S&P sees stable credit quality in Asia-Pacific region

MANILA, Philippines - American financial services company Standard & Poor’s (S&P) sees a broadly stable credit quality for the Asia-Pacific region the rest of 2015 despite weakness in China’s stock market.

In its recent report titled “The 2015 Global Credit Outlook for Banks: Mid-Year Update,” S&P said over 80 percent of the region’s 266 financial institutions have stable outlooks, with most of the remaining percentage having a negative outlook or negative credit watch placement.

“The possibility of upward ratings momentum for most financial institutions in Asia-Pacific is limited,” S&P added.

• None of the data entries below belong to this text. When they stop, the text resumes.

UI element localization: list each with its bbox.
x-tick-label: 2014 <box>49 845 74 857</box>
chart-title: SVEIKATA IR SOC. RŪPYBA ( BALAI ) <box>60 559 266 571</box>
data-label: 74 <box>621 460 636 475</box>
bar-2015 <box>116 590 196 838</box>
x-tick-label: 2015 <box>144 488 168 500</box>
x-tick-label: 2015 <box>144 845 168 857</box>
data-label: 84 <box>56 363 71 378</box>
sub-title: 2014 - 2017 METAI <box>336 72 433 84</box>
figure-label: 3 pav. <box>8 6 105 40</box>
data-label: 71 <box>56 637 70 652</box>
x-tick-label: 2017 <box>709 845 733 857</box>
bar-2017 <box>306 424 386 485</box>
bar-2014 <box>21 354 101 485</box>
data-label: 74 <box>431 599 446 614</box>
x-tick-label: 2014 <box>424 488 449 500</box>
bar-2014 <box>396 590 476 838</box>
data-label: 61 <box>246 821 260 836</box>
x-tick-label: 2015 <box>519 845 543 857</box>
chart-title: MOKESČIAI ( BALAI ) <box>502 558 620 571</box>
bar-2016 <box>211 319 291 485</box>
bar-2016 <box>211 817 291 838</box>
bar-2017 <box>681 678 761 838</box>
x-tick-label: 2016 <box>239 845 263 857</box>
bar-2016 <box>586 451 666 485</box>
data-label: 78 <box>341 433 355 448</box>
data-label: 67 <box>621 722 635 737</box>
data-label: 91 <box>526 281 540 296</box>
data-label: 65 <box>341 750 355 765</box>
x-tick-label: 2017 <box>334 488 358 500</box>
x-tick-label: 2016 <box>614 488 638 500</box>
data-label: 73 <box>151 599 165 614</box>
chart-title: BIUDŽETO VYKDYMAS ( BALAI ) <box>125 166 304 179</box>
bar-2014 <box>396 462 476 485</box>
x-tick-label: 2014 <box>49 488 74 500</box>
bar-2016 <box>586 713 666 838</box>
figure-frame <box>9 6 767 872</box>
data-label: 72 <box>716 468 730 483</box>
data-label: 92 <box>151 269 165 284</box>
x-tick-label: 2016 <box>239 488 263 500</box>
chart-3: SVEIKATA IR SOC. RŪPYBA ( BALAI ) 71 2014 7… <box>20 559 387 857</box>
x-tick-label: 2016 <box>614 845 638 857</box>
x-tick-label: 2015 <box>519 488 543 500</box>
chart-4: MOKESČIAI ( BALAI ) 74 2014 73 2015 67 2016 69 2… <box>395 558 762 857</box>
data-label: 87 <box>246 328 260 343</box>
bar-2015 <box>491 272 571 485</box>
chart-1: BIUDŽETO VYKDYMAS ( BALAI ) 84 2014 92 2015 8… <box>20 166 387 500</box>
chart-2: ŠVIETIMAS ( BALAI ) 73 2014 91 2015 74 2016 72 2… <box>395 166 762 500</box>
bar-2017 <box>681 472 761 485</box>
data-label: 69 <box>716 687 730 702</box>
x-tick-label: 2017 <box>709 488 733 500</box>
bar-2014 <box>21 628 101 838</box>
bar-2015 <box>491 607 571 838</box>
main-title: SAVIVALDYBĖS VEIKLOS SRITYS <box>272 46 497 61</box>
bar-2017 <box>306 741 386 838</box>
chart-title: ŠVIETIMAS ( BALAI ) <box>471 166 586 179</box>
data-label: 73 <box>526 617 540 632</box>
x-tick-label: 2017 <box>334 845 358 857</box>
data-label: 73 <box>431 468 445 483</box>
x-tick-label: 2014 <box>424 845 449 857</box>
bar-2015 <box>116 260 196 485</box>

Key credit factors for Asia-Pacific banks this year include domestic economic trends in most jurisdictions supportive of continuing ratings stability; China’s equity market volatility that is manageable in terms of ratings on most financial institutions; and many Asia-Pacific governments remain supportive towards their banking sectors compared with cases in Western Europe and North America.

“We currently view the government as highly supportive toward private-sector systemically important banks in 14 out of 19 banking systems in Asia-Pacific. This situation stands in contrast to the industry trend in Western Europe toward diminishing government support,” the rating agency said.

Moreover, S&P believes there is a low probability of an economic slowdown in most of the region’s banking systems and more positive external economic developments that may contribute to ratings stability in the remaining months of the year.

But S&P clarified the escalation of negative factors such as high private sector debt and property prices in some countries and a potential disorderly market response to US monetary policy tightening can change its views.

Nonetheless, the company said most other global risks appear manageable at current rating levels, noting  direct exposure to Greece is low for the region’s financial institutions.

S&P continues to monitor the impact of the Chinese market on the region’s credit quality.

“We believe that contagion risks from the sharp fall in China’s equity market to the rest of the Chinese financial system remain manageable, at least for the time being,” it said.

S&P added it will also look into declining collateral valuations, anticipated deterioration in Chinese banks’ consumer lending books, and banks’ financing Chinese securities firms’ margin lending businesses.